There’s nothing better than the warmth of a fire, especially from a hearth that offers welcome relief from the outside chill and wind so common this time of year. After trudging up and down streets in an ocean-side village of 1627, a fire seemed like a wonderful and warm embrace. Quickly facing the nippy weather again wouldn’t be a choice if it weren’t for the smoke-laden air. A move toward the open door or uncovered window opening was the only way to get another kind of relief – fresh air to breathe. There was little comfort in the house with the dirt floor and no apparent place to restfully sit.
Yet, my trip to Plimouth Plantation shortly before Thanksgiving a few years ago was one of the best trips ever. Plimouth Plantation is the site of the “first” Thanksgiving.
The people we refer to as “Pilgrims” experienced a lifestyle of much physical hardship. Coming to North America in November of 1620, they named their new settlement Plymouth, and Plimoth Plantation is where visitors can tour this outdoor museum to gain a better perspective of what life was like for them a few years after landing.

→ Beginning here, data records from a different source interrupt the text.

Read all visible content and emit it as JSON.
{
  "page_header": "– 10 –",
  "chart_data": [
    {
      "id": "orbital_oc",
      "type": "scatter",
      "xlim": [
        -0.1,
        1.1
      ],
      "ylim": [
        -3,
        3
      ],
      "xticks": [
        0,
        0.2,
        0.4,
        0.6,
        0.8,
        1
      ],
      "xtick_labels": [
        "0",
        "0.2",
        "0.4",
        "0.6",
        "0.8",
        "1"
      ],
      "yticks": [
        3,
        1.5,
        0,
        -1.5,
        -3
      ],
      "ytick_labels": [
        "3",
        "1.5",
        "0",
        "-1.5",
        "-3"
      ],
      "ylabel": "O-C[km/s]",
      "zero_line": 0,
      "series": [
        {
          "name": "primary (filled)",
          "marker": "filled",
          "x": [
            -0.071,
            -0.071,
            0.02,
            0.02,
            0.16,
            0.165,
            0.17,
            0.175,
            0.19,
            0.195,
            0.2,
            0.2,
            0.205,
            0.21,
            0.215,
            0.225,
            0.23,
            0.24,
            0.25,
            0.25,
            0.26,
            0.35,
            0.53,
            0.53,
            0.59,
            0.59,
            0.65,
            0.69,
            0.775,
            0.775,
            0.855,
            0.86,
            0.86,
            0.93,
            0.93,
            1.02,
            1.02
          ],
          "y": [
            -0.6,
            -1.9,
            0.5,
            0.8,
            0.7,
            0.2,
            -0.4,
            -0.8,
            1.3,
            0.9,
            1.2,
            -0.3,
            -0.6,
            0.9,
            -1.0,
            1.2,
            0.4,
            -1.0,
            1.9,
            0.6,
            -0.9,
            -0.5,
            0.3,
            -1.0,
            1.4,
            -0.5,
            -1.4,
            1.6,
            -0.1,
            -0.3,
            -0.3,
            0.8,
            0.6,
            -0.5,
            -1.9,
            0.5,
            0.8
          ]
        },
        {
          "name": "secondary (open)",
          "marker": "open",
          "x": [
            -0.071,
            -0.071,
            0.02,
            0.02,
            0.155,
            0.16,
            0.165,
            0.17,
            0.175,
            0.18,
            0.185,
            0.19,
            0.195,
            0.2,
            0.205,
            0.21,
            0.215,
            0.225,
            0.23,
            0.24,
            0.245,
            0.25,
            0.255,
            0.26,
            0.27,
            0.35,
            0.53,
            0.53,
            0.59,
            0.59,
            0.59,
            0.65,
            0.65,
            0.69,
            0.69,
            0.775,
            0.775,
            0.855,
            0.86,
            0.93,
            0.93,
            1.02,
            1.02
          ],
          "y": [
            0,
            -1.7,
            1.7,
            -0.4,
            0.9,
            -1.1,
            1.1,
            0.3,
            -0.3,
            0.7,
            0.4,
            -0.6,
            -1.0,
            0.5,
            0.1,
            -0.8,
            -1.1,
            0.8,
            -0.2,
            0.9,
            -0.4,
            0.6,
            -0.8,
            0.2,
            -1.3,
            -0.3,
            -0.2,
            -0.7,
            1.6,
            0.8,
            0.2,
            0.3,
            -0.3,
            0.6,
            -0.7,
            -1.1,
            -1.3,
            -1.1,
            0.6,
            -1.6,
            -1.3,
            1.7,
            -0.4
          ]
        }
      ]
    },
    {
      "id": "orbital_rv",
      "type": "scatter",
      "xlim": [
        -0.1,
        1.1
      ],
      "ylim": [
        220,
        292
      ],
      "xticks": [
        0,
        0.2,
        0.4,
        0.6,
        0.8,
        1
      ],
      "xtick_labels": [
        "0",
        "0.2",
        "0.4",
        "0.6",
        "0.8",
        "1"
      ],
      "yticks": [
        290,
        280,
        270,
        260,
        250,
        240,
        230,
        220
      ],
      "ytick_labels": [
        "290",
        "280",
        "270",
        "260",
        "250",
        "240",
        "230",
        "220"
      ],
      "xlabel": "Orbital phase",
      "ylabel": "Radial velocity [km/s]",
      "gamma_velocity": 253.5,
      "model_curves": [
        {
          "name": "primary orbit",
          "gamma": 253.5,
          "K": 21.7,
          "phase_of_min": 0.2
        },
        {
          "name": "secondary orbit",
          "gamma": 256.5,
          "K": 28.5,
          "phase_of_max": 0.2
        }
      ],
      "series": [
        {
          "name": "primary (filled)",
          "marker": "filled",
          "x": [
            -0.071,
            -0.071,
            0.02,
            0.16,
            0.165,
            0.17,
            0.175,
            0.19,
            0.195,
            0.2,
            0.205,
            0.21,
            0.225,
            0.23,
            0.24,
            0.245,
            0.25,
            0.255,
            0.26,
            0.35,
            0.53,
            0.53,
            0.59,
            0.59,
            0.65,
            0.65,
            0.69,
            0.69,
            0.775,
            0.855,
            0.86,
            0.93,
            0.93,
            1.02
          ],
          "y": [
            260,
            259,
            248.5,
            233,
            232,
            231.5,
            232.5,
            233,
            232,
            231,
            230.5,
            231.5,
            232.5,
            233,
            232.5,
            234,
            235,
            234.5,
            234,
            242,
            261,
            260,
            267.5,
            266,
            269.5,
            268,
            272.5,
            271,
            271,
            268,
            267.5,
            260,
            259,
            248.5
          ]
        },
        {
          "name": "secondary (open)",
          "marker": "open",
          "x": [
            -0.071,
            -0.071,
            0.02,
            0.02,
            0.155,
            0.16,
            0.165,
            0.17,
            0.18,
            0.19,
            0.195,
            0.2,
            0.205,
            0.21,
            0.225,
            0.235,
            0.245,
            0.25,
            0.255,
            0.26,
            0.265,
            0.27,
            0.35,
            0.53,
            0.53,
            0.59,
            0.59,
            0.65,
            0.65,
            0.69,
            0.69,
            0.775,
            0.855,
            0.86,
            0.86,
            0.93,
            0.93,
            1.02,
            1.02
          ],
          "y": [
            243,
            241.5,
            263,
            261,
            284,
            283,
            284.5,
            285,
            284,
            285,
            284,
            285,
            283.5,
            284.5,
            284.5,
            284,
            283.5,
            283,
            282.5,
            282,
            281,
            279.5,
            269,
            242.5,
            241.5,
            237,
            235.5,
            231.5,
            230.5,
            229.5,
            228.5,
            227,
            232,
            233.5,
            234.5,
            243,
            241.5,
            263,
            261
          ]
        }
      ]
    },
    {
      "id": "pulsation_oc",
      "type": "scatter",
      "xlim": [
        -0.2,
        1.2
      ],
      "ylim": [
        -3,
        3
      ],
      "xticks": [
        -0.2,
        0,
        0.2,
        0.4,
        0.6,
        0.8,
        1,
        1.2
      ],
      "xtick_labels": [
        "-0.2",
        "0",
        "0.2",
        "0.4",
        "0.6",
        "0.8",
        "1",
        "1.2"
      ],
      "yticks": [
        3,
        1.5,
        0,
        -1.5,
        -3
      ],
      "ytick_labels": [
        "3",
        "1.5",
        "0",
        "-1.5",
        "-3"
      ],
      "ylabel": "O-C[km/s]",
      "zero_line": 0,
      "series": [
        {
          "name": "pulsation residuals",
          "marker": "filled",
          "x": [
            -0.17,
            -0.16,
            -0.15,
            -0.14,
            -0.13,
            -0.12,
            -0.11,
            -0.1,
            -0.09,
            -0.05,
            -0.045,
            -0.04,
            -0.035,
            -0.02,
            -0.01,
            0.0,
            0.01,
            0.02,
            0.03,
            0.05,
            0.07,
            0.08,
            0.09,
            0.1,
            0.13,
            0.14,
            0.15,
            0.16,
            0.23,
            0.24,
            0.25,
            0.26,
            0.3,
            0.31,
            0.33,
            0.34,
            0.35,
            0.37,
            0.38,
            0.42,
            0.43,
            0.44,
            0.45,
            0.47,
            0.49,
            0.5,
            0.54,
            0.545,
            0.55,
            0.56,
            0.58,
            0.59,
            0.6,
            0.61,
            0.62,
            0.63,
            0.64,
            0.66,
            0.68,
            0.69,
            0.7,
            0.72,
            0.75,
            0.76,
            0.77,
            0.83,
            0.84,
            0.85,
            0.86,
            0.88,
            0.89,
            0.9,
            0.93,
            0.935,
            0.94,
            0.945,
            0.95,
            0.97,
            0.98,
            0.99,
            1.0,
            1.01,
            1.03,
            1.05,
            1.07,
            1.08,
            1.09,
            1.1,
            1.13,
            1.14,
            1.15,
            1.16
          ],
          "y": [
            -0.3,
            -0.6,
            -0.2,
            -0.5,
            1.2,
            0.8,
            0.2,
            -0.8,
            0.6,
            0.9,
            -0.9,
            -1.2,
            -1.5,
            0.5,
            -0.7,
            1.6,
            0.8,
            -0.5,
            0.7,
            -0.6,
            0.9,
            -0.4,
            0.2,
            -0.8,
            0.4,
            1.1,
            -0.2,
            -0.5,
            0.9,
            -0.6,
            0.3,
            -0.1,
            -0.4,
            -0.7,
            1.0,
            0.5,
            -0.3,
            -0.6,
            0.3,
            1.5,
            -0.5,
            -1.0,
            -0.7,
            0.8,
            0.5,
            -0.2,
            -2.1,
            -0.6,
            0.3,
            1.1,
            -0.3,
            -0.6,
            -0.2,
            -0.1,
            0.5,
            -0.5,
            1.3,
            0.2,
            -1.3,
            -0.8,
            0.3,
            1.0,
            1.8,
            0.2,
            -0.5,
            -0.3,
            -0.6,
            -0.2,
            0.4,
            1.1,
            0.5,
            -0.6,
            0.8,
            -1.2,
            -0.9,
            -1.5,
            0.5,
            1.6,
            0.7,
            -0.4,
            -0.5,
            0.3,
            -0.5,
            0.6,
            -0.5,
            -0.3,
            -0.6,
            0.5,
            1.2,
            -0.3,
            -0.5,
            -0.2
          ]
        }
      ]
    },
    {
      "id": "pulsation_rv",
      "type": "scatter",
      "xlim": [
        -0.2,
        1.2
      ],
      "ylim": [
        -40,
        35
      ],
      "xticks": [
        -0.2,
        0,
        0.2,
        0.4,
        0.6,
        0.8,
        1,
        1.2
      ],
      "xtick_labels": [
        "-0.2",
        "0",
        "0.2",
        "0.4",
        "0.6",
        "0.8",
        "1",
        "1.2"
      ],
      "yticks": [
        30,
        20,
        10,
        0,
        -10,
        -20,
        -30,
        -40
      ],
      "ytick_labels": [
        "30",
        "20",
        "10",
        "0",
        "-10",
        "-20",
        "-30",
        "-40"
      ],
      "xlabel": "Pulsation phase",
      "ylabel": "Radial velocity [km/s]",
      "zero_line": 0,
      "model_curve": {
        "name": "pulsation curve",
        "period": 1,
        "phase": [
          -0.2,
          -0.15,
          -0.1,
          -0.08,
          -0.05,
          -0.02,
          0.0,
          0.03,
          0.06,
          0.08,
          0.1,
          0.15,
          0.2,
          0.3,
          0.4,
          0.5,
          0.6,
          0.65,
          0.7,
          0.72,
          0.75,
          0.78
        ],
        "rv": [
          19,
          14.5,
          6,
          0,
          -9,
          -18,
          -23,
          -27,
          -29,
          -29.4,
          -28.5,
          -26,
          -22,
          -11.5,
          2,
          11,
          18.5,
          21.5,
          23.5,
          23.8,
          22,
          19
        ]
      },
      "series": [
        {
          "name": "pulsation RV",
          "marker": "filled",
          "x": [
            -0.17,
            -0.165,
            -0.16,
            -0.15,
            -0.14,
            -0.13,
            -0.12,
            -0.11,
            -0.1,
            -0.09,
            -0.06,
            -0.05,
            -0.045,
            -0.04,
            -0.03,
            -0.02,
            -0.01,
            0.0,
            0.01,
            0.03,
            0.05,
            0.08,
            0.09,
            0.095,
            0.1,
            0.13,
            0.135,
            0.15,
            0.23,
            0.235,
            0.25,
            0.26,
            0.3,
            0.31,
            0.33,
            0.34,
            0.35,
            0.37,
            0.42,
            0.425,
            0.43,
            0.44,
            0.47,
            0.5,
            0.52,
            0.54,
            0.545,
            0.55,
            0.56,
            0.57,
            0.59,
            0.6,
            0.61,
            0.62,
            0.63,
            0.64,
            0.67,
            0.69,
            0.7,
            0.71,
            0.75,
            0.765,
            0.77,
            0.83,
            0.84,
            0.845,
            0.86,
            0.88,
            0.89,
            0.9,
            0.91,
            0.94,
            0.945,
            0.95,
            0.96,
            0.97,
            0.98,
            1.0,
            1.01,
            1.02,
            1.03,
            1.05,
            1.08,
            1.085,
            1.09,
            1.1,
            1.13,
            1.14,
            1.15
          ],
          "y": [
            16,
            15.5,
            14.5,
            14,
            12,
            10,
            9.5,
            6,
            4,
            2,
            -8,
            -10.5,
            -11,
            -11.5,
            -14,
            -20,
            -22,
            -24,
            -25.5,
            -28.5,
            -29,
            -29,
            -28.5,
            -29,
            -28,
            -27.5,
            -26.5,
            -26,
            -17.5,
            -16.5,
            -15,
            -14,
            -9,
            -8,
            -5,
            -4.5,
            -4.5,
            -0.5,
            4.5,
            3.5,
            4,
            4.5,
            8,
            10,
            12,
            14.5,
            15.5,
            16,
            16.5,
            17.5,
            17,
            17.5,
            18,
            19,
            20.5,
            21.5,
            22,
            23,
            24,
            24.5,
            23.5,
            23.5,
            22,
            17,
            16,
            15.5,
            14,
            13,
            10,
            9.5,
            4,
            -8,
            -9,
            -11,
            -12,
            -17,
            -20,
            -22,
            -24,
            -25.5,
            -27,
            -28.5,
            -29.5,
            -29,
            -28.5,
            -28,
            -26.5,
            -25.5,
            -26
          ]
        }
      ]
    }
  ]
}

Some Americans know the story of how over half of them died the first winter of 1621 due to exposure and malnutrition. At one point during this time there were only seven people well enough to take care of the sick. To make matters worse, a fire destroyed the thatched roof on their first structure, which also housed some of the sick. Spring came, village streets were laid out and crops were planted. With help from the natives Squanto and Samoset, a bountiful harvest resulted A three-day celebration that fall included Chief Massasoit and 90 braves of the Wampanoag people. Today, we think of this as the first Thanksgiving holiday.
Autumn celebrations of thanks for blessings continued in ensuing years according to the tradition of harvest festivals in England, but Thanksgiving as we know it took some time to evolve.

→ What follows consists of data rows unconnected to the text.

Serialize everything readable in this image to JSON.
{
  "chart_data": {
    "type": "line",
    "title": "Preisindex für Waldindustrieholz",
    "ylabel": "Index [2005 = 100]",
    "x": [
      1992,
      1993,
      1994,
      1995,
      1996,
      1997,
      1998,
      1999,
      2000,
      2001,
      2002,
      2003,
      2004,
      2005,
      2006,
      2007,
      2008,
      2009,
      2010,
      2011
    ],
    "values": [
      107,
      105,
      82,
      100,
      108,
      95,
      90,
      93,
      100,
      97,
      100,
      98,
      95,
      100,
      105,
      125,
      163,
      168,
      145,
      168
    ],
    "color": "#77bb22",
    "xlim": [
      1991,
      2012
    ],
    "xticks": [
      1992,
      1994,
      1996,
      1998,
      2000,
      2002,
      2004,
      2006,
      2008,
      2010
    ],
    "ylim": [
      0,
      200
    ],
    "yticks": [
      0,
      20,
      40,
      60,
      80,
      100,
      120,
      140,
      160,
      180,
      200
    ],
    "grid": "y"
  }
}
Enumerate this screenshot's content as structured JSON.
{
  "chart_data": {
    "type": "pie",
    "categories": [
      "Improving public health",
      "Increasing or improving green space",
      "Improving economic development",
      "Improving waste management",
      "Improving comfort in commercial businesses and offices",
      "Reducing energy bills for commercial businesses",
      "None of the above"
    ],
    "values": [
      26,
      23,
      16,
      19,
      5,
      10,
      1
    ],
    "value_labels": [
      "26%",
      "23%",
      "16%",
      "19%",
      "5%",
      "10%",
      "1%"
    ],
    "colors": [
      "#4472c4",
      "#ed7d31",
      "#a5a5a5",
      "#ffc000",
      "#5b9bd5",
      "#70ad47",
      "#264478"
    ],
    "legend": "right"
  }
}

George Washington declared a day of thanksgiving and prayer in 1789. However, it was not an annual event until Abraham Lincoln issued the “Thanksgiving Proclamation” in 1863 declaring the last Thursday in November to be a day of thanksgiving and praise. After that, the holiday blossomed into what we now think of with turkey, stuffing, pumpkin and apple pies, and for many, the famous sweet potato casserole with mini-marshmallows on top.
Over time, Thanksgiving began to include other traditions such as football games and crazy “Black Friday.” Fun activities, yes, but extravagances that tire many people and lead us to forgetting the true meaning and origins of the holiday.
A nostalgic article from the EVENING OBSERVER on November 11, 1897, reminded readers that a “Thanksgiving on the Farm” of the simplest kind is a day filled with real joys, and guests have only pleasant memories to carry home in the evening. The article reminded the hostess that overdoing the holiday just makes everyone grumpy.
“Trying to present the home in immaculate order with the table groaning under the weight of elegancies, we as housekeepers must strain nerves and temper until unendurable to self and all about us. Let us forego entertaining, for in every sense of the word is such a Thanksgiving a delusion, decidedly,” the author wrote.
The same OBSERVER article also stated, “If we will but stop to remember, in the rudest of hut farm homes that Thanksgiving day originated, in the dense and mighty woods of New England. It were well for us all did we stop and think of this wonderful day in history of people long ago, who through the privations they bore for a just and grand cause, made it possible for you and I to live here as we do, in peace and comfort, and in a manner that should tend to make us more grateful and thankful than we usually are for the blessings that are ours. To America belongs Thanksgiving day.”
Remembering to recognize blessings and the sacrifices of those before us is what the holiday is about. An 1880 rediscovered book on the bookshelf called “Old Times in the Colonies” poignantly points out that the Pilgrims, known as Separatists for separating themselves from the church of England, were greatly persecuted. Industrious and honest, they organized themselves into a church where all were equal. They elected deacons to be their servants. It was a church in which the rights of every person was respected. Church members believed they had authority from the divine to rule themselves. Ruling themselves – not a man-made king or self-serving leader.
The book cautions that this is not to be forgotten. “When men rule themselves there will be the largest freedom; they will respect the rights of their fellow-men, for only by so doing can they have their own rights.”
It is in these Pilgrim roots that the stage was set for “the people alone have the right to rule” and other inherent rights that would be protected by our future Constitution.
People of great faith, the Pilgrims were also hard-working.
The 133-year-old book states, “There were no idlers in the party. All hands knew how to work, and labor was a duty which they owed one another and to God.” Prosperity and blessings come from this work for self and others.
The 1897 OBSERVER article reiterated this in relation to Thanksgiving. There may be feasting and “pleasantries,” but don’t forget to give thanks for abundance, health, family, and even the adversities and disappointments. Remember the small favors.
“Turn over a new leaf this season and find a reason for genuine thanksgiving in the oncoming prosperity that only those who are willfully blind are oblivious of.”
Make it a great Thanksgiving week. Count your blessings one by one.